Emily plus New Works

Canadian Pacific Ballet

Choreography by Roberta Taylor

McPherson Playhouse

On Saturday in Victoria

It's been five years, and plucky Victoria-based Canadian Pacific Ballet is hanging tough. Building audiences for a mixed program is clearly a hard slog, but the small house was very enthusiastic about what was being offered on stage Saturday.

The company bills itself as "Canada's Romantic and Classical Ballet Company," and its newest production, which includes five short pieces and the longer Emily, all choreographed by co-founder Roberta Taylor, certainly fits that bill. The program is toe shoe to the max.

Emily ( A Woman in White) is inspired by the life of enigmatic 19th-century American poet Emily Dickinson. Company co-founder Graham McMonagle is the off-stage narrator. He begins by giving facts about Dickinson's family that, unfortunately, get bogged down in dates. He also recites the poems that are at the heart of the dance.

Perhaps the company might consider recording McMonagle as a voice-over, because reading live is a dangerous thing; every pause and slip is obvious. But McMonagle possesses a warm voice, and does more than a serviceable job.

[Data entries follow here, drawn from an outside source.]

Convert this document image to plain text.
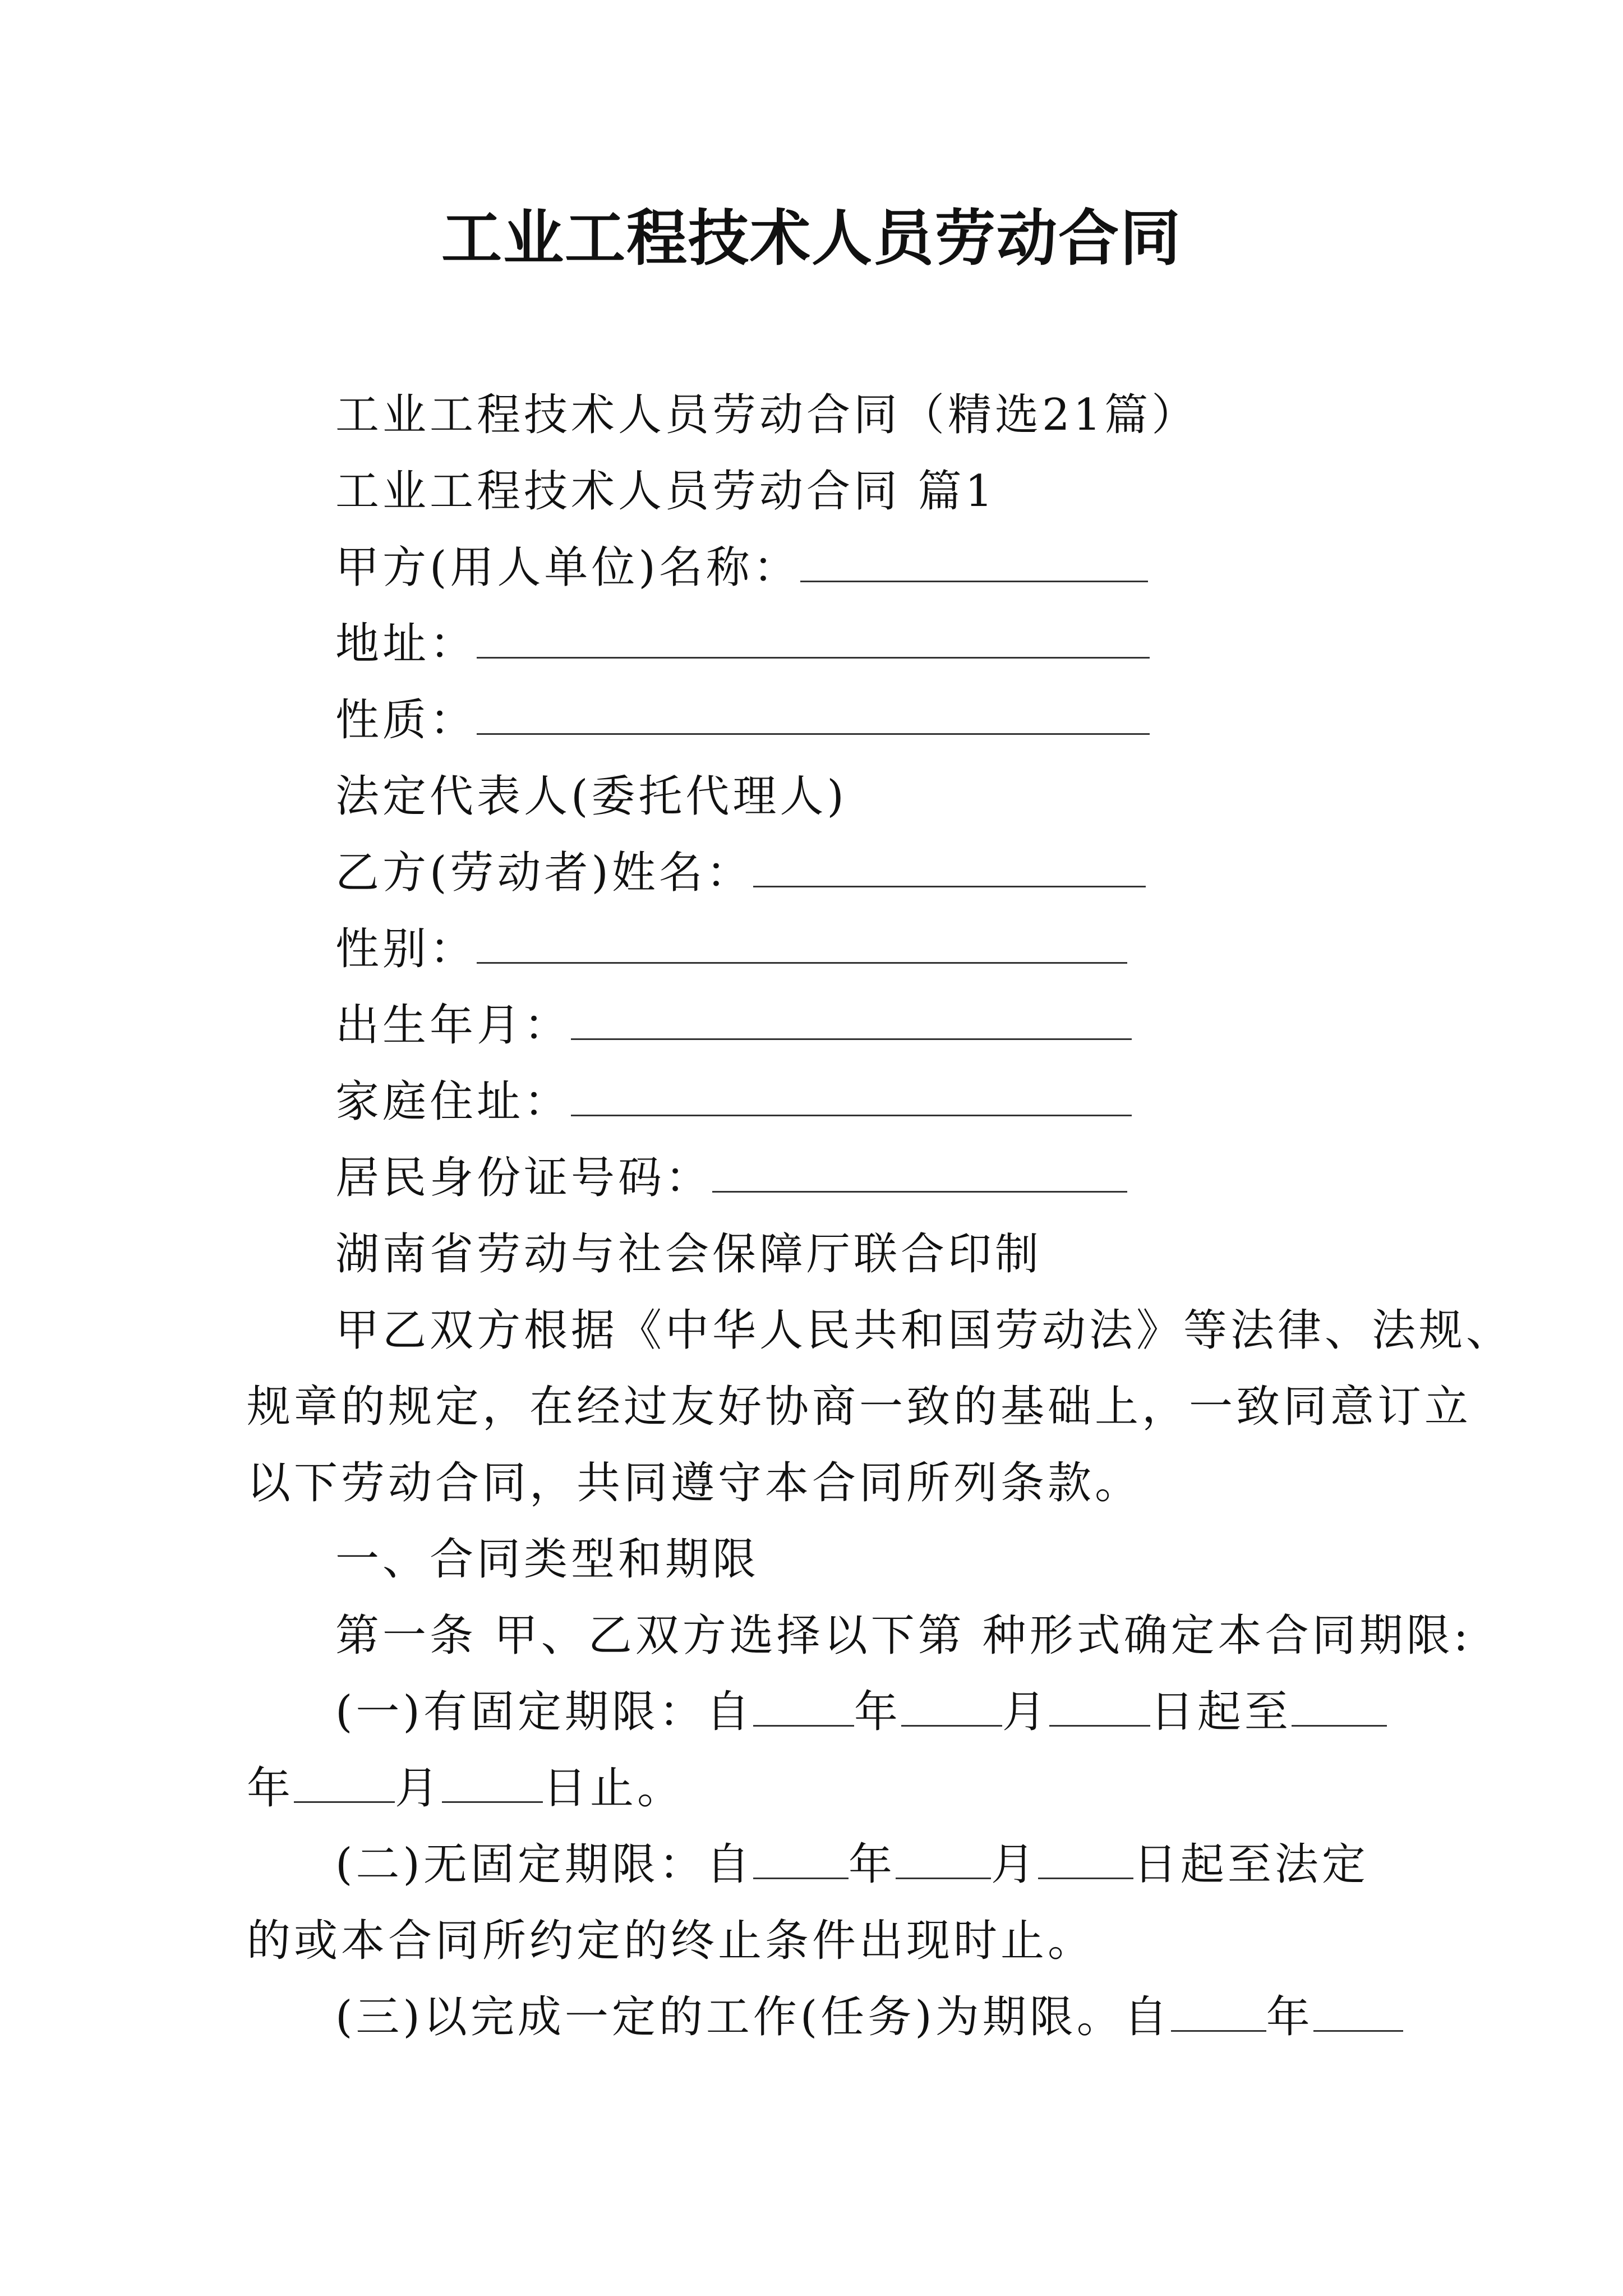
工业工程技术人员劳动合同
工业工程技术人员劳动合同（精选21篇）
工业工程技术人员劳动合同 篇1
甲方(用人单位)名称：
地址：
性质：
法定代表人(委托代理人)
乙方(劳动者)姓名：
性别：
出生年月：
家庭住址：
居民身份证号码：
湖南省劳动与社会保障厅联合印制
甲乙双方根据《中华人民共和国劳动法》等法律、法规、
规章的规定，在经过友好协商一致的基础上，一致同意订立
以下劳动合同，共同遵守本合同所列条款。
一、合同类型和期限
第一条 甲、乙双方选择以下第 种形式确定本合同期限:
(一)有固定期限：自 年 月 日起至
年 月 日止。
(二)无固定期限：自 年 月 日起至法定
的或本合同所约定的终止条件出现时止。
(三)以完成一定的工作(任务)为期限。自 年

Amanda Gray, costumed suitably in white, sits on a settee writing her poems. As inspiration comes to her, the four other dancers (Ashley Evans, Kathleen Mather, Kira Christiansen and Elizabeth Harries), wearing short white tunics, appear from behind the settee and perform solos that evoke each poem.

E mily is an ambitious work, but while the solos are pretty, they don't seem to be specific to the poems. It's a hard task that Taylor has set for herself, to capture in movement something as ephemeral as Dickinson's words. That said, the interweaving of Emily with her poems does produce attractive patterning.

Taylor's work contains elements of her dance past: In the first half, she five new works echo other choreographers. By Dawn (Christiansen and Ian Szkolak) is a Giselle clone about the loss of a loved one. Grand Pas from "The Seasons" (Evans and McMonagle) is a Russian imperial-style pas de deux.

The ensemble Hold with Both Hands, a ballet about friendship, resembles the whimsical English school of Ashton and MacMillan.

A Short Message is an amusing ensemble peasant dance to polka music, à la Bournonville, led by Szkolak in lederhosen.

On the other hand, there is some originality. Matchgirl, Maggie's Death, is poignant dance theatre, in which Death (McMonagle) and his two angels (Christiansen and Mather) carry Hans Christian Andersen's pitiful heroine (Gray) to her final end.

The sum total of the evening is one of pleasant ballet. Taylor makes her dancers look good, while McMonagle's handmade costumes are superb. Taylor's choice of music is also excellent: Mendelssohn for Emily and Chopin; Finzi, Glazunov, Mozart and (presumably) polka king Walter Ostanek for the short works.